Un signe nous est donné pour solliciter, non pas seulement notre esprit curieux, non pas seulement notre intelligence, mais surtout notre foi. Tout à l’heure, celles et ceux d’entre-vous qui s’avanceront pour recevoir l’Eucharistie comme de pauvres gens qui reçoivent leur vie de quelqu’un d’autre, quand le prêtre ou le diacre leur présentera l’hostie en disant : « Le corps du Christ », ils seront devant un prodige bien plus important que de savoir si l’ostensoir penchait un peu sur la grille du chœur ou s’il tenait vraiment tout seul en l’air, un prodige bien plus important que de savoir si la manne venait directement du ciel ou si elle avait transité par un arbuste, ils seront devant un prodige bien plus extraordinaire. Ce pain leur est présenté : « Le corps du Christ », et ils disent : « Amen. J’y crois, je le crois ». Pas parce que le bonhomme qui leur présente le corps du Christ avec son bel habit serait plus fiable qu’un autre ! Ce n’est pas moi que vous allez croire, ce n’est pas moi qui vous ai dit : « Celui qui mange ma chair et boit mon sang a la vie éternelle », c’est le Christ. Amen à Jésus-Christ. Je crois en ce qu’il m’a dit, je crois ce qu’il a dit. Je crois à ce qu’il nous dit : Aujourd’hui, « celui qui mange ma chair et boit mon sang, aura la vie éternelle », aujourd’hui.

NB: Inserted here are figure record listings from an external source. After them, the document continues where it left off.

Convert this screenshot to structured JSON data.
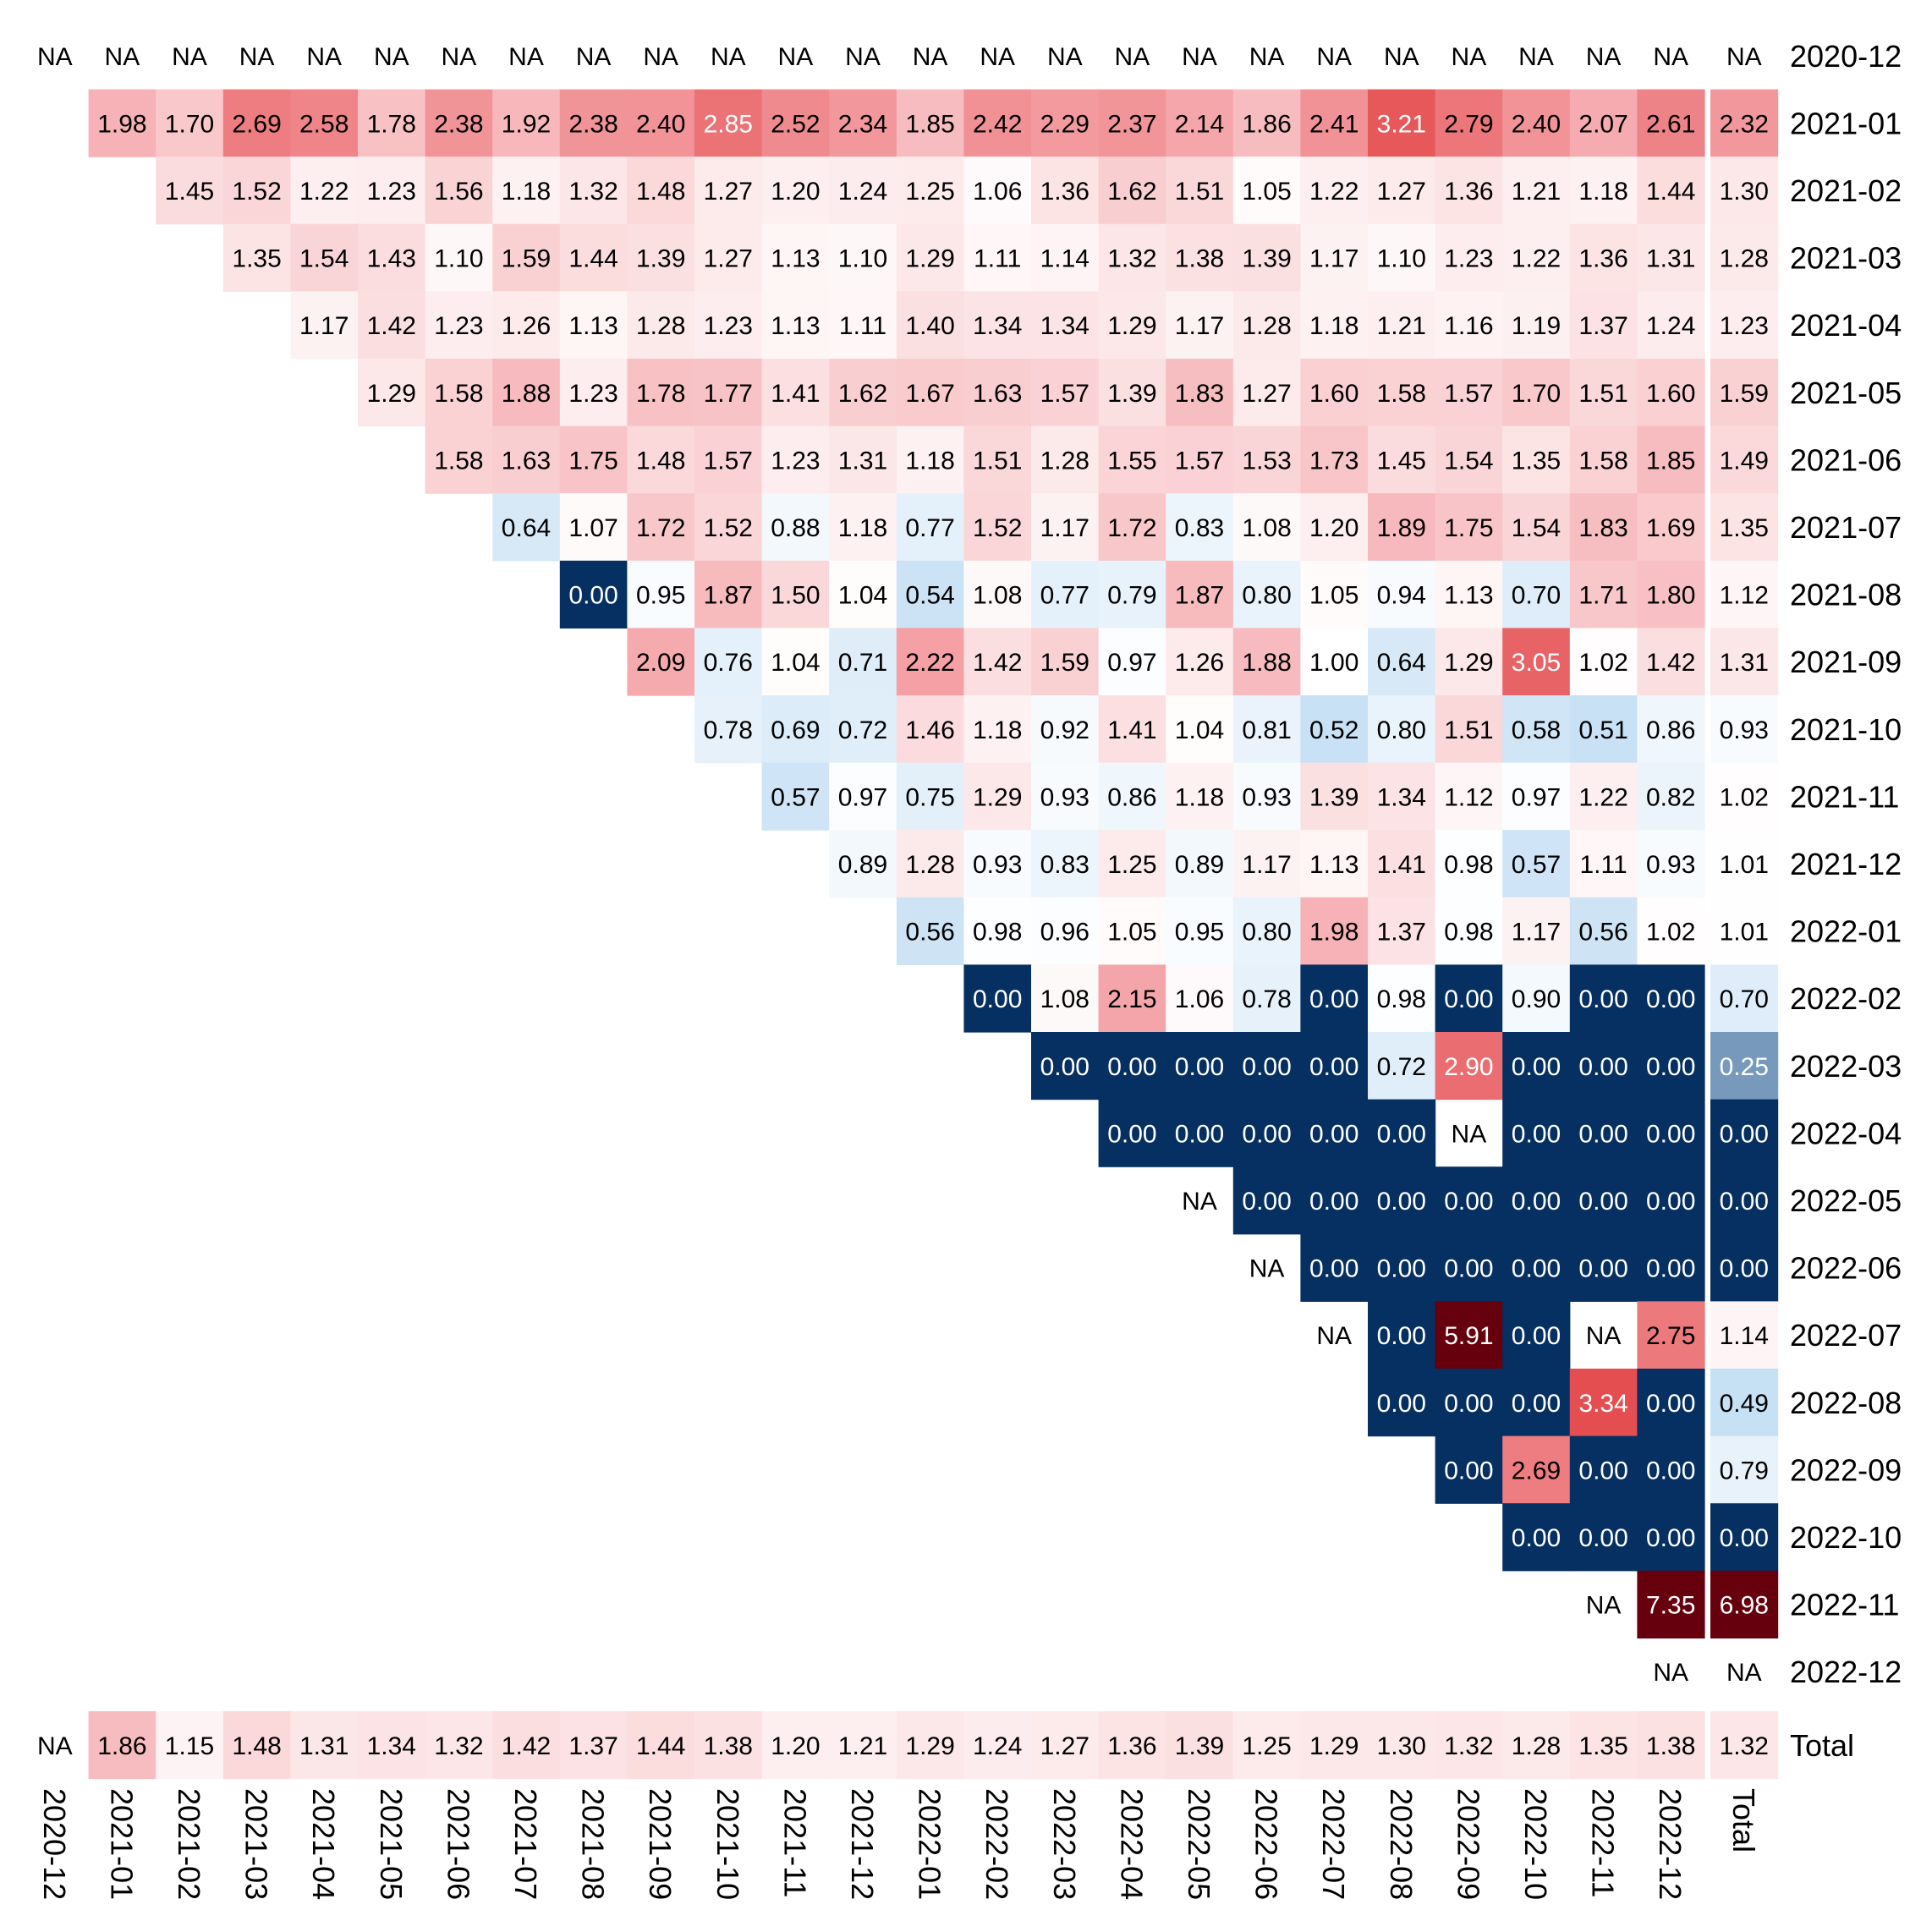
{
  "chart_data": {
    "type": "heatmap",
    "title": "",
    "xlabel": "",
    "ylabel": "",
    "grid": false,
    "legend": "none",
    "rows": [
      "2020-12",
      "2021-01",
      "2021-02",
      "2021-03",
      "2021-04",
      "2021-05",
      "2021-06",
      "2021-07",
      "2021-08",
      "2021-09",
      "2021-10",
      "2021-11",
      "2021-12",
      "2022-01",
      "2022-02",
      "2022-03",
      "2022-04",
      "2022-05",
      "2022-06",
      "2022-07",
      "2022-08",
      "2022-09",
      "2022-10",
      "2022-11",
      "2022-12"
    ],
    "columns": [
      "2020-12",
      "2021-01",
      "2021-02",
      "2021-03",
      "2021-04",
      "2021-05",
      "2021-06",
      "2021-07",
      "2021-08",
      "2021-09",
      "2021-10",
      "2021-11",
      "2021-12",
      "2022-01",
      "2022-02",
      "2022-03",
      "2022-04",
      "2022-05",
      "2022-06",
      "2022-07",
      "2022-08",
      "2022-09",
      "2022-10",
      "2022-11",
      "2022-12"
    ],
    "total_label": "Total",
    "na_label": "NA",
    "values": [
      [
        "NA",
        "NA",
        "NA",
        "NA",
        "NA",
        "NA",
        "NA",
        "NA",
        "NA",
        "NA",
        "NA",
        "NA",
        "NA",
        "NA",
        "NA",
        "NA",
        "NA",
        "NA",
        "NA",
        "NA",
        "NA",
        "NA",
        "NA",
        "NA",
        "NA"
      ],
      [
        null,
        "1.98",
        "1.70",
        "2.69",
        "2.58",
        "1.78",
        "2.38",
        "1.92",
        "2.38",
        "2.40",
        "2.85",
        "2.52",
        "2.34",
        "1.85",
        "2.42",
        "2.29",
        "2.37",
        "2.14",
        "1.86",
        "2.41",
        "3.21",
        "2.79",
        "2.40",
        "2.07",
        "2.61"
      ],
      [
        null,
        null,
        "1.45",
        "1.52",
        "1.22",
        "1.23",
        "1.56",
        "1.18",
        "1.32",
        "1.48",
        "1.27",
        "1.20",
        "1.24",
        "1.25",
        "1.06",
        "1.36",
        "1.62",
        "1.51",
        "1.05",
        "1.22",
        "1.27",
        "1.36",
        "1.21",
        "1.18",
        "1.44"
      ],
      [
        null,
        null,
        null,
        "1.35",
        "1.54",
        "1.43",
        "1.10",
        "1.59",
        "1.44",
        "1.39",
        "1.27",
        "1.13",
        "1.10",
        "1.29",
        "1.11",
        "1.14",
        "1.32",
        "1.38",
        "1.39",
        "1.17",
        "1.10",
        "1.23",
        "1.22",
        "1.36",
        "1.31"
      ],
      [
        null,
        null,
        null,
        null,
        "1.17",
        "1.42",
        "1.23",
        "1.26",
        "1.13",
        "1.28",
        "1.23",
        "1.13",
        "1.11",
        "1.40",
        "1.34",
        "1.34",
        "1.29",
        "1.17",
        "1.28",
        "1.18",
        "1.21",
        "1.16",
        "1.19",
        "1.37",
        "1.24"
      ],
      [
        null,
        null,
        null,
        null,
        null,
        "1.29",
        "1.58",
        "1.88",
        "1.23",
        "1.78",
        "1.77",
        "1.41",
        "1.62",
        "1.67",
        "1.63",
        "1.57",
        "1.39",
        "1.83",
        "1.27",
        "1.60",
        "1.58",
        "1.57",
        "1.70",
        "1.51",
        "1.60"
      ],
      [
        null,
        null,
        null,
        null,
        null,
        null,
        "1.58",
        "1.63",
        "1.75",
        "1.48",
        "1.57",
        "1.23",
        "1.31",
        "1.18",
        "1.51",
        "1.28",
        "1.55",
        "1.57",
        "1.53",
        "1.73",
        "1.45",
        "1.54",
        "1.35",
        "1.58",
        "1.85"
      ],
      [
        null,
        null,
        null,
        null,
        null,
        null,
        null,
        "0.64",
        "1.07",
        "1.72",
        "1.52",
        "0.88",
        "1.18",
        "0.77",
        "1.52",
        "1.17",
        "1.72",
        "0.83",
        "1.08",
        "1.20",
        "1.89",
        "1.75",
        "1.54",
        "1.83",
        "1.69"
      ],
      [
        null,
        null,
        null,
        null,
        null,
        null,
        null,
        null,
        "0.00",
        "0.95",
        "1.87",
        "1.50",
        "1.04",
        "0.54",
        "1.08",
        "0.77",
        "0.79",
        "1.87",
        "0.80",
        "1.05",
        "0.94",
        "1.13",
        "0.70",
        "1.71",
        "1.80"
      ],
      [
        null,
        null,
        null,
        null,
        null,
        null,
        null,
        null,
        null,
        "2.09",
        "0.76",
        "1.04",
        "0.71",
        "2.22",
        "1.42",
        "1.59",
        "0.97",
        "1.26",
        "1.88",
        "1.00",
        "0.64",
        "1.29",
        "3.05",
        "1.02",
        "1.42"
      ],
      [
        null,
        null,
        null,
        null,
        null,
        null,
        null,
        null,
        null,
        null,
        "0.78",
        "0.69",
        "0.72",
        "1.46",
        "1.18",
        "0.92",
        "1.41",
        "1.04",
        "0.81",
        "0.52",
        "0.80",
        "1.51",
        "0.58",
        "0.51",
        "0.86"
      ],
      [
        null,
        null,
        null,
        null,
        null,
        null,
        null,
        null,
        null,
        null,
        null,
        "0.57",
        "0.97",
        "0.75",
        "1.29",
        "0.93",
        "0.86",
        "1.18",
        "0.93",
        "1.39",
        "1.34",
        "1.12",
        "0.97",
        "1.22",
        "0.82"
      ],
      [
        null,
        null,
        null,
        null,
        null,
        null,
        null,
        null,
        null,
        null,
        null,
        null,
        "0.89",
        "1.28",
        "0.93",
        "0.83",
        "1.25",
        "0.89",
        "1.17",
        "1.13",
        "1.41",
        "0.98",
        "0.57",
        "1.11",
        "0.93"
      ],
      [
        null,
        null,
        null,
        null,
        null,
        null,
        null,
        null,
        null,
        null,
        null,
        null,
        null,
        "0.56",
        "0.98",
        "0.96",
        "1.05",
        "0.95",
        "0.80",
        "1.98",
        "1.37",
        "0.98",
        "1.17",
        "0.56",
        "1.02"
      ],
      [
        null,
        null,
        null,
        null,
        null,
        null,
        null,
        null,
        null,
        null,
        null,
        null,
        null,
        null,
        "0.00",
        "1.08",
        "2.15",
        "1.06",
        "0.78",
        "0.00",
        "0.98",
        "0.00",
        "0.90",
        "0.00",
        "0.00"
      ],
      [
        null,
        null,
        null,
        null,
        null,
        null,
        null,
        null,
        null,
        null,
        null,
        null,
        null,
        null,
        null,
        "0.00",
        "0.00",
        "0.00",
        "0.00",
        "0.00",
        "0.72",
        "2.90",
        "0.00",
        "0.00",
        "0.00"
      ],
      [
        null,
        null,
        null,
        null,
        null,
        null,
        null,
        null,
        null,
        null,
        null,
        null,
        null,
        null,
        null,
        null,
        "0.00",
        "0.00",
        "0.00",
        "0.00",
        "0.00",
        "NA",
        "0.00",
        "0.00",
        "0.00"
      ],
      [
        null,
        null,
        null,
        null,
        null,
        null,
        null,
        null,
        null,
        null,
        null,
        null,
        null,
        null,
        null,
        null,
        null,
        "NA",
        "0.00",
        "0.00",
        "0.00",
        "0.00",
        "0.00",
        "0.00",
        "0.00"
      ],
      [
        null,
        null,
        null,
        null,
        null,
        null,
        null,
        null,
        null,
        null,
        null,
        null,
        null,
        null,
        null,
        null,
        null,
        null,
        "NA",
        "0.00",
        "0.00",
        "0.00",
        "0.00",
        "0.00",
        "0.00"
      ],
      [
        null,
        null,
        null,
        null,
        null,
        null,
        null,
        null,
        null,
        null,
        null,
        null,
        null,
        null,
        null,
        null,
        null,
        null,
        null,
        "NA",
        "0.00",
        "5.91",
        "0.00",
        "NA",
        "2.75"
      ],
      [
        null,
        null,
        null,
        null,
        null,
        null,
        null,
        null,
        null,
        null,
        null,
        null,
        null,
        null,
        null,
        null,
        null,
        null,
        null,
        null,
        "0.00",
        "0.00",
        "0.00",
        "3.34",
        "0.00"
      ],
      [
        null,
        null,
        null,
        null,
        null,
        null,
        null,
        null,
        null,
        null,
        null,
        null,
        null,
        null,
        null,
        null,
        null,
        null,
        null,
        null,
        null,
        "0.00",
        "2.69",
        "0.00",
        "0.00"
      ],
      [
        null,
        null,
        null,
        null,
        null,
        null,
        null,
        null,
        null,
        null,
        null,
        null,
        null,
        null,
        null,
        null,
        null,
        null,
        null,
        null,
        null,
        null,
        "0.00",
        "0.00",
        "0.00"
      ],
      [
        null,
        null,
        null,
        null,
        null,
        null,
        null,
        null,
        null,
        null,
        null,
        null,
        null,
        null,
        null,
        null,
        null,
        null,
        null,
        null,
        null,
        null,
        null,
        "NA",
        "7.35"
      ],
      [
        null,
        null,
        null,
        null,
        null,
        null,
        null,
        null,
        null,
        null,
        null,
        null,
        null,
        null,
        null,
        null,
        null,
        null,
        null,
        null,
        null,
        null,
        null,
        null,
        "NA"
      ]
    ],
    "row_totals": [
      "NA",
      "2.32",
      "1.30",
      "1.28",
      "1.23",
      "1.59",
      "1.49",
      "1.35",
      "1.12",
      "1.31",
      "0.93",
      "1.02",
      "1.01",
      "1.01",
      "0.70",
      "0.25",
      "0.00",
      "0.00",
      "0.00",
      "1.14",
      "0.49",
      "0.79",
      "0.00",
      "6.98",
      "NA"
    ],
    "column_totals": [
      "NA",
      "1.86",
      "1.15",
      "1.48",
      "1.31",
      "1.34",
      "1.32",
      "1.42",
      "1.37",
      "1.44",
      "1.38",
      "1.20",
      "1.21",
      "1.29",
      "1.24",
      "1.27",
      "1.36",
      "1.39",
      "1.25",
      "1.29",
      "1.30",
      "1.32",
      "1.28",
      "1.35",
      "1.38"
    ],
    "grand_total": "1.32",
    "colors": {
      "low": "#053061",
      "mid_low": "#bcdaf2",
      "neutral": "#ffffff",
      "mid_high": "#f4a1a6",
      "high": "#e34a4b",
      "extreme": "#67000d",
      "text_dark": "#000000",
      "text_light": "#ffffff"
    }
  }
}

Les théologiens, à juste titre, cherchent des manières d’exprimer comment ce morceau de pain, apparemment si insignifiant, si pauvre dans sa visibilité et dans sa substance, peut devenir une nourriture de vie éternelle, comment ce morceau de pain peut vraiment être le corps du Christ. Comme l’intelligence humaine est sans limite ou presque, ils trouvent des moyens d’exprimer cela, mais ma foi ne va pas aux théologiens. Je ne crois pas aux explications, je crois à la Parole du Christ. Peut-être ne suis-je pas capable de comprendre ce que cela veut dire, mais je suis capable de dire : « Amen, je crois ». Aujourd’hui, nous qui sommes rassemblés, petit peuple de quelques milliers de personnes dans une grande région qui en compte quelques centaines de milliers, sommes-nous un signe ? Notre prière commune, notre fête célébrée e
nsemble, veulent-elles dire quelque chose de plus qu’une simple réunion festive, par chance et par grâce sous le soleil. Veulent-elles dire quelque chose de plus sur la présence du Christ aujourd’hui dans le monde ?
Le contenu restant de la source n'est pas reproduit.